Schuler’s office first received full authority over all CPS sexual abuse cases involving adults in June 2018 after the Chicago Tribune’s “Betrayed” series uncovered the district’s widespread and serious mishandling of students’ reports of sexual abuse.

Since then, the inspector general’s office has received hundreds of new reports of abuse while it carries out its usual duties and figures out how to reexamine old cases.

Schuler’s office started last school year with 23 full-time employees and ended with 34. To help manage the workload, the district this year budgeted an extra $3.5 million and 15 additional employees in the office who will be on a new sexual investigations team.

“The investigators tend to have pretty high caseloads, and we’re trying to close them,” Schuler said. “We want to investigate them all as well as we can and do the right thing.”

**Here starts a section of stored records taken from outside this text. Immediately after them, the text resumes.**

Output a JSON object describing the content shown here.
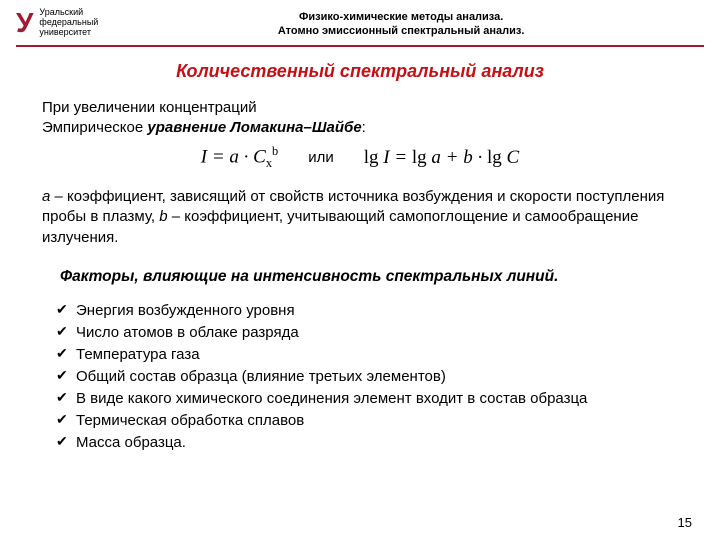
{
  "header": {
    "logo_letter": "У",
    "logo_line1": "Уральский",
    "logo_line2": "федеральный",
    "logo_line3": "университет",
    "title_line1": "Физико-химические методы анализа.",
    "title_line2": "Атомно эмиссионный спектральный анализ."
  },
  "title": "Количественный спектральный анализ",
  "intro_line1": "При увеличении концентраций",
  "intro_line2_prefix": "Эмпирическое ",
  "intro_line2_bold": "уравнение Ломакина–Шайбе",
  "intro_line2_suffix": ":",
  "eq_or": "или",
  "coef_text1": " – коэффициент, зависящий от свойств источника возбуждения и скорости поступления пробы в плазму, ",
  "coef_text2": " – коэффициент, учитывающий самопоглощение и самообращение излучения.",
  "factors_title": "Факторы, влияющие на интенсивность спектральных линий.",
  "factors": {
    "f1": "Энергия возбужденного уровня",
    "f2": "Число атомов в облаке разряда",
    "f3": "Температура газа",
    "f4": "Общий состав образца (влияние третьих элементов)",
    "f5": "В виде какого химического соединения элемент входит в состав образца",
    "f6": "Термическая обработка сплавов",
    "f7": "Масса образца."
  },
  "page_number": "15"
}
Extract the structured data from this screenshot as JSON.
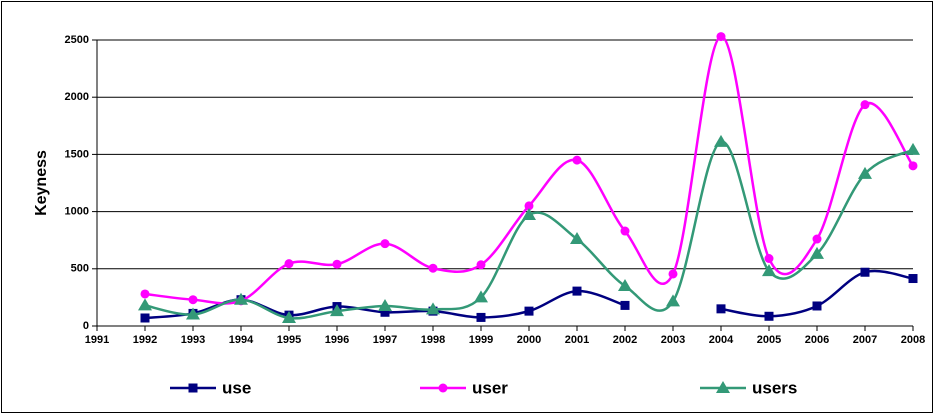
{
  "chart_data": {
    "type": "line",
    "y_label": "Keyness",
    "categories": [
      "1991",
      "1992",
      "1993",
      "1994",
      "1995",
      "1996",
      "1997",
      "1998",
      "1999",
      "2000",
      "2001",
      "2002",
      "2003",
      "2004",
      "2005",
      "2006",
      "2007",
      "2008"
    ],
    "series": [
      {
        "name": "use",
        "color": "#000080",
        "marker": "square",
        "values": [
          null,
          70,
          110,
          230,
          95,
          170,
          120,
          130,
          75,
          130,
          305,
          180,
          null,
          150,
          85,
          175,
          470,
          415
        ]
      },
      {
        "name": "user",
        "color": "#ff00ff",
        "marker": "circle",
        "values": [
          null,
          280,
          230,
          220,
          545,
          540,
          720,
          505,
          535,
          1050,
          1450,
          830,
          455,
          2530,
          590,
          760,
          1935,
          1400
        ]
      },
      {
        "name": "users",
        "color": "#339977",
        "marker": "triangle",
        "values": [
          null,
          180,
          100,
          230,
          70,
          130,
          175,
          145,
          250,
          970,
          760,
          350,
          215,
          1610,
          480,
          630,
          1330,
          1540
        ]
      }
    ],
    "ylim": [
      0,
      2500
    ],
    "yticks": [
      0,
      500,
      1000,
      1500,
      2000,
      2500
    ],
    "grid": true,
    "smooth": true,
    "legend": "bottom"
  }
}
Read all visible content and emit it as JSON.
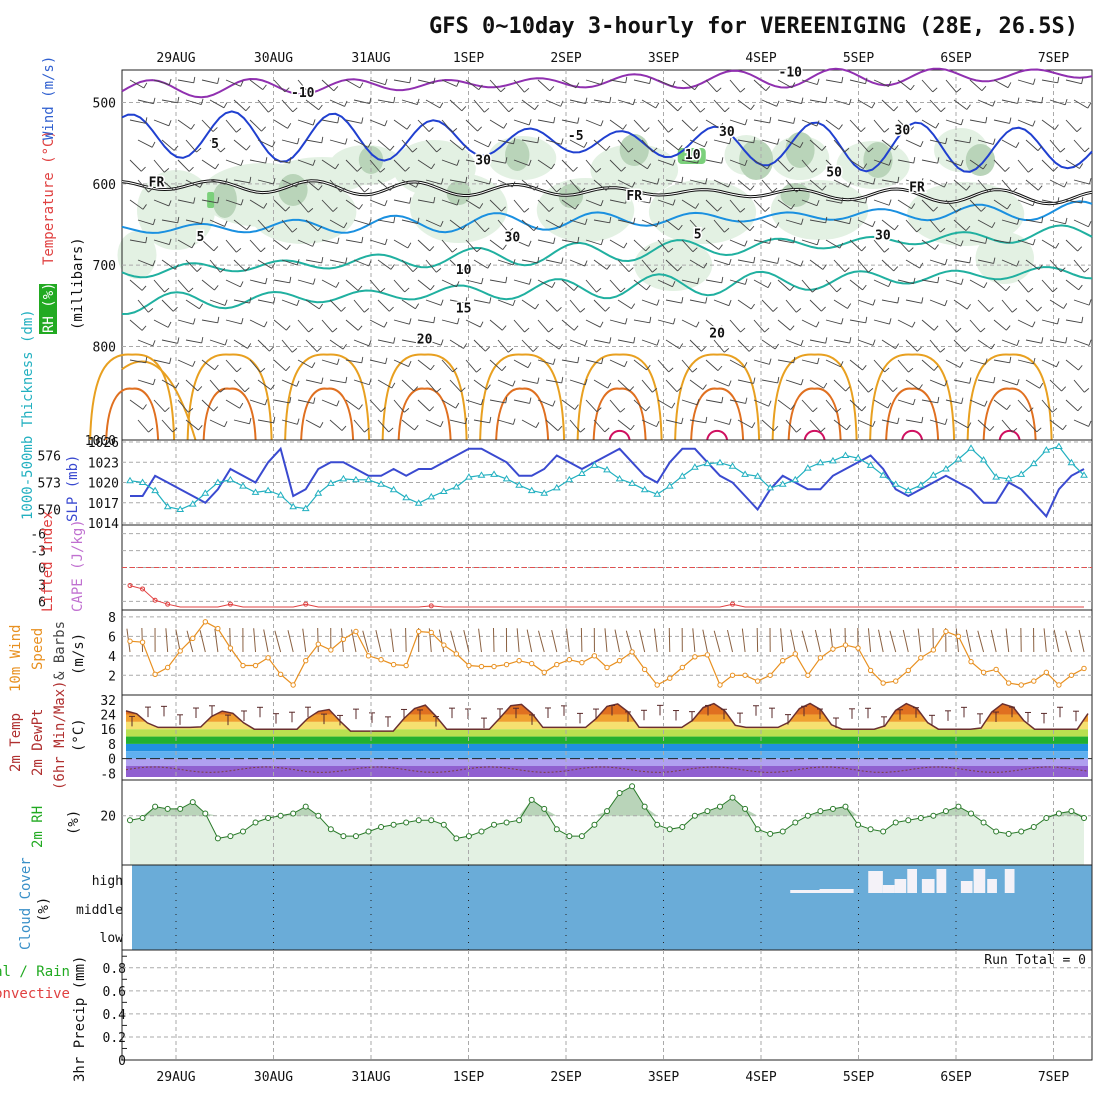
{
  "title": "GFS 0~10day 3-hourly for VEREENIGING (28E, 26.5S)",
  "colors": {
    "wind": "#3a3a3a",
    "temperature": "#e04040",
    "rh": "#22aa22",
    "thickness": "#22b0c0",
    "slp": "#3a4ad0",
    "lifted": "#e04040",
    "cape": "#c070d0",
    "windspeed": "#e89020",
    "cloud": "#6aacd8",
    "precip_rain": "#22aa22",
    "precip_conv": "#e04040"
  },
  "chart_data": {
    "type": "meteogram",
    "dates": [
      "29AUG",
      "30AUG",
      "31AUG",
      "1SEP",
      "2SEP",
      "3SEP",
      "4SEP",
      "5SEP",
      "6SEP",
      "7SEP"
    ],
    "upper_air": {
      "ylabel_parts": [
        "Temperature (°C)",
        "Wind (m/s)",
        "(millibars)"
      ],
      "rh_label": "RH (%)",
      "pressure_ticks": [
        "500",
        "600",
        "700",
        "800",
        "1000"
      ],
      "contour_labels": [
        {
          "text": "-10",
          "pressure": 487,
          "day": 1.3,
          "color": "#9030b0"
        },
        {
          "text": "-10",
          "pressure": 462,
          "day": 6.3,
          "color": "#9030b0"
        },
        {
          "text": "5",
          "pressure": 550,
          "day": 0.4,
          "color": "#2040d0"
        },
        {
          "text": "-5",
          "pressure": 540,
          "day": 4.1,
          "color": "#2040d0"
        },
        {
          "text": "FR",
          "pressure": 597,
          "day": -0.2,
          "color": "#111111"
        },
        {
          "text": "FR",
          "pressure": 614,
          "day": 4.7,
          "color": "#111111"
        },
        {
          "text": "FR",
          "pressure": 603,
          "day": 7.6,
          "color": "#111111"
        },
        {
          "text": "5",
          "pressure": 664,
          "day": 0.25,
          "color": "#1a90e0"
        },
        {
          "text": "5",
          "pressure": 661,
          "day": 5.35,
          "color": "#1a90e0"
        },
        {
          "text": "10",
          "pressure": 705,
          "day": 2.95,
          "color": "#20b0a0"
        },
        {
          "text": "15",
          "pressure": 752,
          "day": 2.95,
          "color": "#20b0a0"
        },
        {
          "text": "20",
          "pressure": 790,
          "day": 2.55,
          "color": "#e8a020"
        },
        {
          "text": "20",
          "pressure": 783,
          "day": 5.55,
          "color": "#e8a020"
        },
        {
          "text": "30",
          "pressure": 535,
          "day": 5.65,
          "color": "#888888"
        },
        {
          "text": "30",
          "pressure": 533,
          "day": 7.45,
          "color": "#888888"
        },
        {
          "text": "30",
          "pressure": 570,
          "day": 3.15,
          "color": "#888888"
        },
        {
          "text": "10",
          "pressure": 563,
          "day": 5.3,
          "color": "#888888"
        },
        {
          "text": "50",
          "pressure": 585,
          "day": 6.75,
          "color": "#888888"
        },
        {
          "text": "30",
          "pressure": 665,
          "day": 3.45,
          "color": "#888888"
        },
        {
          "text": "30",
          "pressure": 662,
          "day": 7.25,
          "color": "#888888"
        }
      ],
      "isotherms": [
        {
          "name": "-10",
          "color": "#9030b0",
          "base": 483,
          "amp": 8,
          "trend": -0.5
        },
        {
          "name": "-5",
          "color": "#2040d0",
          "base": 540,
          "amp": 22,
          "trend": 0.5
        },
        {
          "name": "FR",
          "color": "#111111",
          "base": 602,
          "amp": 6,
          "trend": 0.4
        },
        {
          "name": "5",
          "color": "#1a90e0",
          "base": 655,
          "amp": 8,
          "trend": -0.6
        },
        {
          "name": "10",
          "color": "#20b0a0",
          "base": 705,
          "amp": 9,
          "trend": -1.2
        },
        {
          "name": "15",
          "color": "#20b0a0",
          "base": 745,
          "amp": 10,
          "trend": -1.0
        }
      ]
    },
    "thickness_slp": {
      "label_thickness": "1000-500mb Thickness (dm)",
      "label_slp": "SLP (mb)",
      "thickness_ticks": [
        576,
        573,
        570
      ],
      "slp_ticks": [
        1026,
        1023,
        1020,
        1017,
        1014
      ],
      "slp": [
        1018,
        1018,
        1021,
        1020,
        1019,
        1018,
        1017,
        1019,
        1022,
        1021,
        1020,
        1023,
        1025,
        1018,
        1019,
        1022,
        1023,
        1023,
        1022,
        1021,
        1021,
        1022,
        1021,
        1022,
        1022,
        1023,
        1024,
        1025,
        1025,
        1024,
        1023,
        1021,
        1021,
        1022,
        1024,
        1023,
        1022,
        1023,
        1024,
        1025,
        1023,
        1021,
        1020,
        1023,
        1025,
        1025,
        1023,
        1021,
        1020,
        1018,
        1016,
        1019,
        1021,
        1020,
        1019,
        1019,
        1021,
        1022,
        1023,
        1024,
        1022,
        1019,
        1018,
        1019,
        1020,
        1021,
        1020,
        1019,
        1017,
        1017,
        1020,
        1019,
        1017,
        1015,
        1019,
        1021,
        1022
      ],
      "thickness": [
        573.2,
        573.0,
        572.1,
        570.3,
        570.0,
        570.6,
        571.8,
        573.0,
        573.3,
        572.6,
        571.9,
        572.1,
        571.6,
        570.3,
        570.1,
        571.8,
        572.9,
        573.4,
        573.3,
        573.3,
        572.8,
        572.2,
        571.3,
        570.7,
        571.4,
        572.0,
        572.5,
        573.6,
        573.8,
        573.9,
        573.4,
        572.7,
        572.1,
        571.8,
        572.4,
        573.3,
        574.0,
        574.9,
        574.4,
        573.4,
        572.9,
        572.2,
        571.7,
        572.6,
        573.7,
        574.7,
        575.1,
        575.2,
        574.8,
        573.9,
        573.7,
        572.4,
        572.8,
        573.3,
        574.6,
        575.2,
        575.4,
        576.0,
        575.7,
        574.9,
        573.8,
        572.8,
        572.1,
        572.7,
        573.8,
        574.5,
        575.6,
        576.8,
        575.5,
        573.6,
        573.4,
        573.9,
        575.1,
        576.6,
        577.0,
        575.2,
        573.8
      ]
    },
    "lifted_cape": {
      "label_li": "Lifted Index",
      "label_cape": "CAPE (J/kg)",
      "ticks": [
        "-6",
        "-3",
        "0",
        "3",
        "6"
      ],
      "lifted": [
        3.2,
        3.8,
        5.8,
        6.5,
        7,
        7,
        7,
        7,
        6.5,
        7,
        7,
        7,
        7,
        7,
        6.5,
        7,
        7,
        7,
        7,
        7,
        7,
        7,
        7,
        7,
        6.8,
        7,
        7,
        7,
        7,
        7,
        7,
        7,
        7,
        7,
        7,
        7,
        7,
        7,
        7,
        7,
        7,
        7,
        7,
        7,
        7,
        7,
        7,
        7,
        6.5,
        7,
        7,
        7,
        7,
        7,
        7,
        7,
        7,
        7,
        7,
        7,
        7,
        7,
        7,
        7,
        7,
        7,
        7,
        7,
        7,
        7,
        7,
        7,
        7,
        7,
        7,
        7,
        7
      ]
    },
    "wind10m": {
      "label_a": "10m Wind",
      "label_b": "Speed",
      "label_c": "& Barbs",
      "unit": "(m/s)",
      "ticks": [
        "8",
        "6",
        "4",
        "2"
      ],
      "speed": [
        5.5,
        5.4,
        2.1,
        2.8,
        4.5,
        5.8,
        7.5,
        6.8,
        4.8,
        3.0,
        3.0,
        3.8,
        2.1,
        1.0,
        3.5,
        5.2,
        4.6,
        5.7,
        6.5,
        4.0,
        3.6,
        3.1,
        3.0,
        6.5,
        6.4,
        5.1,
        4.2,
        3.0,
        2.9,
        2.9,
        3.1,
        3.5,
        3.2,
        2.3,
        3.1,
        3.6,
        3.3,
        4.0,
        2.8,
        3.5,
        4.4,
        2.6,
        1.0,
        1.7,
        2.8,
        3.9,
        4.1,
        1.0,
        2.0,
        2.0,
        1.4,
        2.0,
        3.5,
        4.2,
        2.0,
        3.8,
        4.7,
        5.1,
        4.8,
        2.5,
        1.2,
        1.4,
        2.5,
        3.8,
        4.6,
        6.5,
        6.0,
        3.4,
        2.3,
        2.6,
        1.2,
        1.0,
        1.4,
        2.3,
        1.0,
        2.0,
        2.7
      ]
    },
    "temp2m": {
      "label_a": "2m Temp",
      "label_b": "2m DewPt",
      "label_c": "(6hr Min/Max)",
      "unit": "(°C)",
      "ticks": [
        "32",
        "24",
        "16",
        "8",
        "0",
        "-8"
      ],
      "temp_tmax": [
        26,
        26,
        28,
        30,
        30,
        30,
        30,
        30,
        30
      ],
      "temp_tmin": [
        17,
        16,
        15,
        16,
        17,
        17,
        17,
        16,
        16
      ],
      "dew_base": -6
    },
    "rh2m": {
      "label": "2m RH",
      "unit": "(%)",
      "ticks": [
        "20"
      ],
      "values": [
        18,
        19,
        24,
        23,
        23,
        26,
        21,
        10,
        11,
        13,
        17,
        19,
        20,
        21,
        24,
        20,
        14,
        11,
        11,
        13,
        15,
        16,
        17,
        18,
        18,
        16,
        10,
        11,
        13,
        16,
        17,
        18,
        27,
        23,
        14,
        11,
        11,
        16,
        22,
        30,
        33,
        24,
        16,
        14,
        15,
        20,
        22,
        24,
        28,
        23,
        14,
        12,
        13,
        17,
        20,
        22,
        23,
        24,
        16,
        14,
        13,
        17,
        18,
        19,
        20,
        22,
        24,
        21,
        17,
        13,
        12,
        13,
        15,
        19,
        21,
        22,
        19
      ]
    },
    "cloud": {
      "label": "Cloud Cover",
      "unit": "(%)",
      "levels": [
        "high",
        "middle",
        "low"
      ],
      "high_blocks": [
        {
          "day": 6.8,
          "width": 0.35,
          "height": 3
        },
        {
          "day": 7.1,
          "width": 0.35,
          "height": 4
        },
        {
          "day": 7.6,
          "width": 0.15,
          "height": 22
        },
        {
          "day": 7.75,
          "width": 0.12,
          "height": 8
        },
        {
          "day": 7.87,
          "width": 0.12,
          "height": 14
        },
        {
          "day": 8.0,
          "width": 0.1,
          "height": 24
        },
        {
          "day": 8.15,
          "width": 0.13,
          "height": 14
        },
        {
          "day": 8.3,
          "width": 0.1,
          "height": 24
        },
        {
          "day": 8.55,
          "width": 0.12,
          "height": 12
        },
        {
          "day": 8.68,
          "width": 0.12,
          "height": 24
        },
        {
          "day": 8.82,
          "width": 0.1,
          "height": 14
        },
        {
          "day": 9.0,
          "width": 0.1,
          "height": 24
        }
      ]
    },
    "precip": {
      "label_a": "3hr Precip (mm)",
      "legend_a": "Total / Rain",
      "legend_b": "Convective",
      "ticks": [
        "0.8",
        "0.6",
        "0.4",
        "0.2",
        "0"
      ],
      "run_total": "Run Total = 0"
    }
  }
}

While Schuler said he doesn’t think the office needs more help right now, he “won’t be shy” about asking for more resources if that need is identified going forward.

Still, the office doesn’t have the capacity to look back at nearly 1,000 old cases since the year 2000.

So in February, Schuler, with the school board’s approval, hired global law firm Dentons LLP on a $250,000 contract to reexamine half of those old cases, according to school board records.

On Wednesday, Schuler hired another firm, Alvarez & Marsal, on a $550,000 agreement to help review the rest of the cases. A contract with the firm is still being negotiated but would start Dec. 1 and go through next October.

Alvarez & Marsal is a well-known global firm that specializes in performance improvement and turnaround management and offers investigations as one of its services to a large portfolio of major companies and governments. Among those working at the firm’s Chicago office is Anita Alvarez, the embattled former Cook County state’s attorney, who was hired as a managing director in April to oversee corruption, financial fraud and violent crimes investigations.

Alvarez & Marsal’s attorneys will review the investigative files of cases involving CPS employees and dating back to 2000 to “assess the effectiveness and appropriateness of the prior investigations,” school board records show. The attorneys will give Schuler’s office monthly progress reports on their findings and identify areas of concern that warrant another look or some corrective actions.

Alvarez & Marsal’s work — and Dentons’ — isn’t the first time the district’s handling of sexual abuse cases is reviewed.

Earlier this year, CPS agreed to a “substantial overhaul” of how it handles sexual violence and harassment cases after a federal investigation found “glaring and heartbreaking” problems in the district. At the end of that review, federal officials at the U.S. Department of Education’s Office for Civil Rights found “widespread and systemic” mishandling of thousands of incidents dating back to 2012.

Another report by former state inspector general and ex-assistant United States Attorney Maggie Hickey also found problems with CPS’ handling of cases but credited the district for changes already made, including the formation of a new Office of Student Protections and Title IX.